I’m afraid that the answer is by no means an obvious one. Therefore, caution, level-headed decision- making and critical thinking have never been as important as these days. Whether you are looking after your family savings or growing your pension reserve, the imperative is that you keep updated about the providers of the financial services you rely upon as well as about the general regulations that apply to your financial transactions. This is where, for example, you need to be familiar with your rights in case of cyber fraud, as well as learning how to minimise the risk of becoming a victim thereof. Also, taking additional steps to evaluate the credibility, solidity and reliability of the online provider of that app that was recommended by a trusted friend, may prove a very good move.

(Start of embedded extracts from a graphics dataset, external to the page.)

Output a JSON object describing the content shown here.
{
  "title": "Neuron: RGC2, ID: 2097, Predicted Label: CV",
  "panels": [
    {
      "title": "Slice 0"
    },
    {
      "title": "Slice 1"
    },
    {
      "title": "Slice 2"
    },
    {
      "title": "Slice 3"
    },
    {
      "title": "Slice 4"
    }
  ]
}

Similarly, whether you are the CFO of a medium or large company, or are a sole trader wrestling with your own business’s finances, you need to reflect on what you really want from your bank in the first place. That is before you started to be swayed by the whirlpool of offers of ‘opportunities’ to multiply your financial investments. Chances are that your initial approach to your bank was dictated by either a need for financing your working capital, as per your budget and strategic plans, or to find a safe place for your temporarily idle liquidity. Perhaps you were also after some basic treasury services such as swift payments and debt collection. Maybe some other financial services closely related to your business operations, e.g. factoring. The advice is to give very careful consideration to services that are more remote from your business, because the trend for the next years is that more and more of those will be offered to you. But many new services will disappoint those who, sadly, cannot afford financial mishaps as they look to run and grow their business.